« Jamais aucune ambiguïté » sur la prolongation du parc nucléaire ? Elisabeth Borne victime d’amnésie

Marianne – Louis Nadau : Selon le chef du gouvernement, Emmanuel Macron n’aurait rien à voir avec la dégradation de la filière électronucléaire. Une réécriture complète des orientations récentes de la politique énergétique française, alors qu’une cruelle ironie de l’Histoire place le pays dans une situation comparable à celle qui avait conduit à l’extension de son parc nucléaire.

En neurologie, on parle de mémoire immédiate et de mémoire à long terme. Lorsqu’il s’agit de l’énergie nucléaire, il semble hélas que le gouvernement soit dépourvu de l’une comme de l’autre. Ainsi, tandis que la France se trouve, par une facétie de l’histoire, dans une situation de précarité énergétique comparable à celle qui avait conduit à l’extension massive du parc nucléaire français après le premier choc pétrolier de 1974, la Première ministre, Elisabeth Borne, a montré ce jeudi 1er septembre, sur France Inter, les symptômes d’une inquiétante amnésie sur ce dossier. À l’entendre, Emmanuel Macron, qui n’aurait jamais entretenu « aucune ambiguïté », n’a rien à voir avec la dégradation de la filière.
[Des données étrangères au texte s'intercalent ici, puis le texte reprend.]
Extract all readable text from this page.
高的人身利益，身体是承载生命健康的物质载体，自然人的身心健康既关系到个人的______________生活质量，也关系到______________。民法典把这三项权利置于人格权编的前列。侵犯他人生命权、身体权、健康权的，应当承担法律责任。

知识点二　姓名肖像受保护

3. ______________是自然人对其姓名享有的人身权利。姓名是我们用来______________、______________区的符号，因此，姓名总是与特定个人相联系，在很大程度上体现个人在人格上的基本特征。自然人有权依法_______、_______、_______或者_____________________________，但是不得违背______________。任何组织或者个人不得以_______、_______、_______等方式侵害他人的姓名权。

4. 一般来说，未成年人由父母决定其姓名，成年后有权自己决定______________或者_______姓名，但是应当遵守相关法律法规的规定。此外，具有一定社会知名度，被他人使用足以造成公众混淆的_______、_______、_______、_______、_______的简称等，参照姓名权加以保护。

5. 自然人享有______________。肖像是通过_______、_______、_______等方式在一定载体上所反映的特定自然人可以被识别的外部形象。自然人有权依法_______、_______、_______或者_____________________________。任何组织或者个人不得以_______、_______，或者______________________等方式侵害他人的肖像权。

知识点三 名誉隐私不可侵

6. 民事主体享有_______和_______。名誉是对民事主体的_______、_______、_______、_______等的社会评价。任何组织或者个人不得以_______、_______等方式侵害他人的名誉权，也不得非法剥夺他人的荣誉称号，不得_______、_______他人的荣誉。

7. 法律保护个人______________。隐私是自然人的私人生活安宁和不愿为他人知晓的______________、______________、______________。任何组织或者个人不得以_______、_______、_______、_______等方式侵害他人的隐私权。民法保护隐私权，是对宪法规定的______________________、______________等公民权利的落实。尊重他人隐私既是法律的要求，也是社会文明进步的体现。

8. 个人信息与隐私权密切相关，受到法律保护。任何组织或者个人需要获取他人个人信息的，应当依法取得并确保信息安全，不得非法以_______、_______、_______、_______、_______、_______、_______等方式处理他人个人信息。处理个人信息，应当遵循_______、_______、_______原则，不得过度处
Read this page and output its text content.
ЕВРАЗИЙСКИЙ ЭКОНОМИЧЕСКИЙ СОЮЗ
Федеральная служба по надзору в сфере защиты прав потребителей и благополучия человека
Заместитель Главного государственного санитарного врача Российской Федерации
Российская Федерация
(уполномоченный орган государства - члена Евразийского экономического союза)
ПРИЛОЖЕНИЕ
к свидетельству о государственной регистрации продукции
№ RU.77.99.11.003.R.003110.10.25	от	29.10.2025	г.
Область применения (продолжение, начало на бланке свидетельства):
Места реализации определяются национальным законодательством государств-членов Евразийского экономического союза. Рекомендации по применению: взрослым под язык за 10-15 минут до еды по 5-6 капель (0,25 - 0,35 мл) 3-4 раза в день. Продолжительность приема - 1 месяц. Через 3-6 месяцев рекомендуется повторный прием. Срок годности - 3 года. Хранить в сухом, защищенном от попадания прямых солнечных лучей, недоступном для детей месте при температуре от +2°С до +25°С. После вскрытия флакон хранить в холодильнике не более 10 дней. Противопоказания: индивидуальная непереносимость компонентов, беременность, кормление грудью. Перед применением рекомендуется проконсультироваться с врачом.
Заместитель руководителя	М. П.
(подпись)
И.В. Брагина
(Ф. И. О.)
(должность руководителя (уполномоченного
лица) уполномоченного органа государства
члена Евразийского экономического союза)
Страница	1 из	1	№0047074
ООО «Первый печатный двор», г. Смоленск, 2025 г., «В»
Pour rappel, EDF mène actuellement une course contre-la-montre pour remettre en marche les 32 réacteurs (sur un total de 56) arrêtés cet été – pour partie en raison du remplacement de la tuyauterie du circuit de refroidissement de secours de certains réacteurs, qui présentait une corrosion anormale – avant l’hiver et son pic de consommation. Lundi, le PDG du groupe public, Jean-Bernard Lévy, tentait de provoquer un électrochoc lors d’une table ronde du Medef, à laquelle assistait la ministre de la Transition énergétique, Agnès Pannier-Runacher.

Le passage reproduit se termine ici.